Bisnis.com, JAKARTA – Stamina mata uang pasar negara berkembang dipandang akan mengendur seiring dengan berjalannya waktu, kendati reopening ekonomi global meredakan kekhawatiran investor dan dolar AS melemah.
Menurut ahli strategi di Barclays Plc., mata uang dan obligasi pemerintah yang dikeluarkan oleh negara-negara berkembang atau emerging market (EM) terlihat terlalu mahal mengingat tantangan-tantangan yang mereka hadapi dalam mengatasi pandemi Covid-19.
“Lintasan jangka menengah untuk mata uang EM masih lebih rendah dan kurva mereka cenderung menjadi lebih curam,” tulis Barclays, mengacu pada ekspektasi spread yang lebih luas antara imbal hasil obligasi pemerintah jangka pendek dan jangka panjang.
“Keberlanjutan fiskal jangka panjang akan tetap menjadi tantangan bagi beberapa negara, bahkan di bawah asumsi pasca-Covid-19 yang optimistis,” jelasnya dalam riset pada 7 Juni, seperti dikutip dari Bloomberg.
Indeks MSCI Emerging Markets Currency mencatat kenaikan mingguan terkuat sejak 2016 pekan lalu, dengan membaiknya sejumlah data ekonomi.
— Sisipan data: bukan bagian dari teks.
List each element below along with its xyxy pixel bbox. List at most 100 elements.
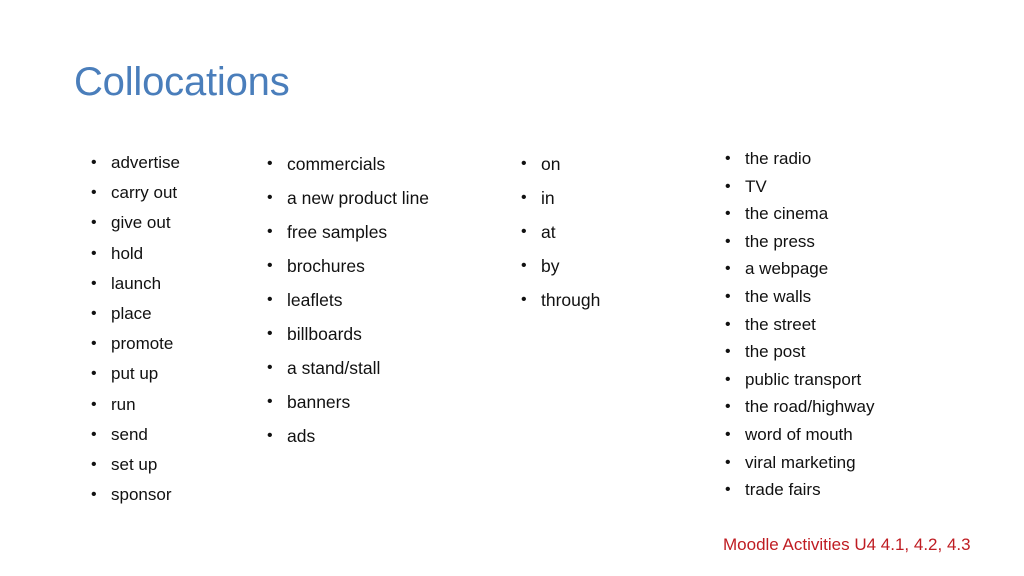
list-item-label: the press [745, 231, 815, 251]
list-item: • ads [265, 419, 429, 453]
slide-canvas: Collocations • advertise • carry out • give o… [0, 0, 1024, 576]
bullet-dot-icon: • [91, 395, 97, 413]
list-item-label: the radio [745, 149, 812, 168]
bullet-dot-icon: • [725, 315, 731, 333]
list-item-label: through [541, 290, 601, 310]
bullet-dot-icon: • [267, 359, 273, 376]
bullet-dot-icon: • [91, 305, 97, 323]
bullet-dot-icon: • [725, 370, 731, 388]
list-item-label: leaflets [287, 290, 343, 310]
list-item-label: the street [745, 314, 816, 334]
bullet-list-prepositions: • on • in • at • by • through [519, 147, 600, 317]
bullet-dot-icon: • [725, 453, 731, 471]
bullet-dot-icon: • [725, 205, 731, 223]
list-item: • TV [723, 173, 874, 201]
list-item: • the post [723, 338, 874, 366]
bullet-dot-icon: • [725, 150, 731, 167]
list-item-label: TV [745, 176, 767, 196]
list-item: • commercials [265, 147, 429, 181]
list-item: • sponsor [89, 480, 180, 510]
list-item-label: in [541, 188, 555, 208]
list-item-label: the cinema [745, 204, 829, 224]
bullet-dot-icon: • [267, 257, 273, 274]
list-item: • by [519, 249, 600, 283]
list-item: • banners [265, 385, 429, 419]
list-item-label: a stand/stall [287, 358, 381, 378]
list-item: • a new product line [265, 181, 429, 215]
list-item-label: give out [111, 213, 171, 233]
list-item-label: a webpage [745, 259, 829, 279]
list-item: • a stand/stall [265, 351, 429, 385]
bullet-dot-icon: • [267, 291, 273, 308]
bullet-dot-icon: • [725, 398, 731, 416]
list-item-label: the road/highway [745, 397, 875, 417]
bullet-dot-icon: • [521, 155, 527, 172]
list-item: • place [89, 299, 180, 329]
bullet-dot-icon: • [267, 223, 273, 240]
list-item-label: launch [111, 273, 162, 293]
bullet-dot-icon: • [725, 425, 731, 443]
bullet-dot-icon: • [91, 184, 97, 202]
bullet-dot-icon: • [267, 325, 273, 342]
bullet-dot-icon: • [725, 481, 731, 499]
bullet-dot-icon: • [91, 486, 97, 504]
bullet-dot-icon: • [725, 343, 731, 361]
list-item: • set up [89, 450, 180, 480]
list-item: • hold [89, 239, 180, 269]
list-item-label: billboards [287, 324, 362, 344]
list-item-label: the post [745, 342, 806, 362]
list-item-label: place [111, 304, 152, 324]
list-item: • run [89, 390, 180, 420]
bullet-dot-icon: • [521, 257, 527, 274]
bullet-list-verbs: • advertise • carry out • give out • hold • launc… [89, 148, 180, 510]
list-item: • the road/highway [723, 393, 874, 421]
list-item: • on [519, 147, 600, 181]
list-item-label: by [541, 256, 560, 276]
bullet-dot-icon: • [267, 155, 273, 172]
list-item: • the cinema [723, 200, 874, 228]
list-item-label: advertise [111, 153, 180, 172]
bullet-dot-icon: • [91, 214, 97, 232]
list-item-label: run [111, 394, 136, 414]
bullet-dot-icon: • [267, 393, 273, 410]
list-item: • a webpage [723, 255, 874, 283]
list-item: • give out [89, 208, 180, 238]
list-item-label: a new product line [287, 188, 430, 208]
list-item-label: trade fairs [745, 480, 821, 500]
bullet-dot-icon: • [91, 274, 97, 292]
list-item-label: hold [111, 243, 144, 263]
list-item: • at [519, 215, 600, 249]
list-item-label: the walls [745, 286, 812, 306]
bullet-dot-icon: • [91, 456, 97, 474]
list-item: • billboards [265, 317, 429, 351]
list-item-label: at [541, 222, 556, 242]
bullet-dot-icon: • [91, 335, 97, 353]
bullet-dot-icon: • [91, 365, 97, 383]
list-item: • send [89, 420, 180, 450]
bullet-list-media: • the radio • TV • the cinema • the press • a web… [723, 145, 874, 504]
list-item-label: brochures [287, 256, 365, 276]
bullet-dot-icon: • [91, 425, 97, 443]
list-item-label: free samples [287, 222, 388, 242]
bullet-dot-icon: • [521, 189, 527, 206]
list-item: • word of mouth [723, 421, 874, 449]
bullet-dot-icon: • [725, 287, 731, 305]
list-item: • trade fairs [723, 476, 874, 504]
list-item: • in [519, 181, 600, 215]
list-item-label: promote [111, 334, 174, 354]
list-item-label: banners [287, 392, 351, 412]
list-item: • free samples [265, 215, 429, 249]
bullet-dot-icon: • [725, 177, 731, 195]
bullet-dot-icon: • [521, 223, 527, 240]
bullet-dot-icon: • [91, 244, 97, 262]
list-item-label: word of mouth [745, 424, 853, 444]
list-item: • brochures [265, 249, 429, 283]
list-item-label: viral marketing [745, 452, 856, 472]
bullet-dot-icon: • [725, 260, 731, 278]
list-item-label: ads [287, 426, 316, 446]
bullet-dot-icon: • [267, 427, 273, 444]
list-item: • the street [723, 311, 874, 339]
list-item-label: put up [111, 364, 159, 384]
bullet-dot-icon: • [725, 232, 731, 250]
list-item-label: carry out [111, 183, 178, 203]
Selain itu, langkah-langkah stimulus pemerintah dan bank sentral membantu membangkitkan kembali kepercayaan investor.
Sebaliknya, Bloomberg Dollar Spot Index menuju penurunan harian kedelapan berturut-turut pada awal perdagangan di Asia hari ini, Senin (8/6/2020).
Baca Juga
Dollar Spot memperpanjang penurunannya setelah rilis laporan pekerjaan AS bulan Mei yang lebih kuat dari perkiraan semakin mengurangi permintaan untuk aset-aset safe haven.
Ahli strategi Barclays mengatakan bahwa reli aset berisiko telah menyebabkan obligasi pemerintah 10-tahun di Chili, Korea, India dan Afrika Selatan tampak relatif 'kaya' terhadap perkiraan model mereka.
"Meski spread masih luas untuk menurunkan tingkat bebas risiko, obligasi lokal EM tidak murah mengingat fundamental lokal dan global," kata mereka.
“Neraca emerging market yang melemah akan memburuk, dengan defisit utama terbesar dalam 30 tahun terakhir,” tulis tim tersebut.